Llama poderosamente la atención que el discurso de los prelados esté impregnado de términos como el de derecho: derecho a la elección de centro, derecho de los padres a elegir educación religiosa para sus hijos, derecho de la Iglesia a elegir a los profesores de religión. Y sorprende que términos como el de gracia, servicio, oferta de salvación no aparezcan casi por ninguna parte.

De la misma forma que el Dios de Jesús invalida cualquier política basada en la identidad -toda política basada en la identidad es una política que busca reforzar el sentimiento de seguridad de los humanos involucrados en esa identidad colectiva, y la búsqueda de seguridad es la idolatría del Antiguo Testamento y es el significado teológico de la muerte de Jesús en la Cruz, el abandono por parte del Padre, el que el Padre no le confirme en su identidad de Mesías-, también invalida cualquier política dirigida a la defensa de intereses, que humanamente pueden ser legítimos, pero que no dejan de ser eso, intereses humanos, parciales y contingentes, y no siempre los intereses de los más débiles en la sociedad.

Por supuesto que todo lo anterior se puede aplicar también a aquellos que sustituyen la posesión de la verdad divina que cree tener la jerarquía eclesiástica por el dogma de que un mundo sin Dios y una escuela laica por definición, que no aconfesional, son mejores, más libres, más humanos. Los prelados católicos podrían argumentar diciendo que la cultura moderna todavía tiene pendiente el trabajo de reequilibrar su aspiración de autonomía con la heteronomía que ha creído necesario rechazar para liberarse: si existe una heteronomía alienante para los humanos, y si esa heteronomía ha sido en la tradición europea religiosa, cristiana y católica, no es menos cierto que existe una autonomía que puede conducir, y de hecho ha conducido al solipsismo, al autismo y a la incapacidad de comunicación a los humanos modernos.

Pero el reequilibrio, cuya necesidad podría argumentar el cristianismo, no puede renunciar al desarrollo de la autonomía: debe ser, como lo plantea tan inteligente y claramente Emmanuel Lévinas, la recuperación de la heteronomía como una que no hiere ni pone en peligro la autonomía, sino que la fortalece y la consolida, ofreciéndole la posibilidad de transcenderse a sí misma en el Otro.

Si algo debiera dirigir la proclamación de los prelados católicos -y que me perdonen el atrevimiento- es entender que en la muerte de Cruz de Jesús Dios ofrece e impulsa a los hombres a su propia autonomía, a asumir su propia responsabilidad. Dios se retira de los asuntos humanos en cuanto divinidad que lo decide todo, se oculta como divinidad todopoderosa y omnisciente en la oscuridad del Viernes Santo, para que los humanos asuman sus responsabilidades.
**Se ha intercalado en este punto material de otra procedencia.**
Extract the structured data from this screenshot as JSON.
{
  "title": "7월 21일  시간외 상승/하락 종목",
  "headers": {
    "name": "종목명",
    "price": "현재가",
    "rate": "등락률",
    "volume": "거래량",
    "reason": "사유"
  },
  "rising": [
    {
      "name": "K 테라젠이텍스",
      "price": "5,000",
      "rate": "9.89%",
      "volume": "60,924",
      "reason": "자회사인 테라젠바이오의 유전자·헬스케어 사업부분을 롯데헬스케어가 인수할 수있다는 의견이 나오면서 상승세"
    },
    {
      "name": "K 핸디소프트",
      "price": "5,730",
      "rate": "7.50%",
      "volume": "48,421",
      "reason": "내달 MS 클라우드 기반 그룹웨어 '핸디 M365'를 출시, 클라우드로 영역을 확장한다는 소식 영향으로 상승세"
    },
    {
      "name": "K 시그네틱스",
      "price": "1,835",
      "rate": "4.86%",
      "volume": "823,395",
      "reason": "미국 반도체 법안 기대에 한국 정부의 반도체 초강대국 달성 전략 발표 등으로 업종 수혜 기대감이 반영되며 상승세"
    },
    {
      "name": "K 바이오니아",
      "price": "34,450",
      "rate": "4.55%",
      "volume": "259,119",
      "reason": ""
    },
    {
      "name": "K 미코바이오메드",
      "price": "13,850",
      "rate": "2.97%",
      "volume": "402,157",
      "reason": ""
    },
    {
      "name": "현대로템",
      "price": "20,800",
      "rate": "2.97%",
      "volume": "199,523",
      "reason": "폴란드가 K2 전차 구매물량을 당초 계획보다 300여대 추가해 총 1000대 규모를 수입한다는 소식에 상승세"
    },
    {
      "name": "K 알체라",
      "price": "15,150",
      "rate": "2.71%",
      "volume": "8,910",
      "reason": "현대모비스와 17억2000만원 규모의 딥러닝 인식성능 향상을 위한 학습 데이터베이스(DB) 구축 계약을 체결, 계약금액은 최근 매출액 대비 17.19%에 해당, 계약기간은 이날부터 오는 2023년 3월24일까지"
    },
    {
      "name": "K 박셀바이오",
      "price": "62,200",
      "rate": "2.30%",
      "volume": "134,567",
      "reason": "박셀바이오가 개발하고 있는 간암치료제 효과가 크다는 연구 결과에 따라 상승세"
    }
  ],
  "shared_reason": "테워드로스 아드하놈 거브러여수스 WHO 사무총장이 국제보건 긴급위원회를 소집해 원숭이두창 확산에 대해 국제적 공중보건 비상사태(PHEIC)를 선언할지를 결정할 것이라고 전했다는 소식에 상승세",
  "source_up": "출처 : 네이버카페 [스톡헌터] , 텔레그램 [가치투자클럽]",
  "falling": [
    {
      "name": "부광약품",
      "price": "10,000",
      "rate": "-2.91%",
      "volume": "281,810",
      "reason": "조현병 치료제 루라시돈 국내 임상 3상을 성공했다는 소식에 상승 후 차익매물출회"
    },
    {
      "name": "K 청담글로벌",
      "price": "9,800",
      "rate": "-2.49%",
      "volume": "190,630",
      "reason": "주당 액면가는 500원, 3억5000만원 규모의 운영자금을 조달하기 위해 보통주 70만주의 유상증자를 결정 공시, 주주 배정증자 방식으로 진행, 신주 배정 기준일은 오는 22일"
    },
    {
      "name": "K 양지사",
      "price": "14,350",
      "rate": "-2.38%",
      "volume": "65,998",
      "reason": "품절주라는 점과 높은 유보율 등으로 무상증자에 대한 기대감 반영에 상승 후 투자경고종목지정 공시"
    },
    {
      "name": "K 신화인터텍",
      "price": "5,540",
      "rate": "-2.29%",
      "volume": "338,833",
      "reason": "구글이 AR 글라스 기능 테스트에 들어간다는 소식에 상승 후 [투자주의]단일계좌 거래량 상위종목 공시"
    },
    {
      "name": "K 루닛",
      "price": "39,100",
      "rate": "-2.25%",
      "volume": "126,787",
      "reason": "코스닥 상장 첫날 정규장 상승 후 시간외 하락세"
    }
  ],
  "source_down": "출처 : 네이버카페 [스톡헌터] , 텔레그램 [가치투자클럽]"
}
Y les ofrece, desde esa ocultación y desde esa ausencia la posibilidad de la gracia, que es todo menos imposición, derecho y obligación -San Pablo dice que la Ley termina condenando al hombre, y que sólo Jesús le ofrece la gracia de la salvación-.

Es un espectáculo bastante bochornoso y preocupante, para quienes poseen alguna preocupación cristiana, aunque no se atrevan a considerarse como cristianos seguros, contemplar a la Iglesia española implicada en batallas políticas cuya legitimidad teológica es bastante endeble. Lo cual no significa que la Iglesia no pueda ofrecer, desde la humildad y desde la conciencia de la necesaria aconfesionalidad del Estado como garantía de libertad, la presencia en la sociedad de una manera de entender los valores que pueden ayudar a construir un proyecto de vida, y también en ese ámbito tan importante para la educación en valores como es la escuela. Como servicio, no como administración continua de una ortodoxia de doctrina y de una ortopraxis de vida de los encargados de materializar esa oferta.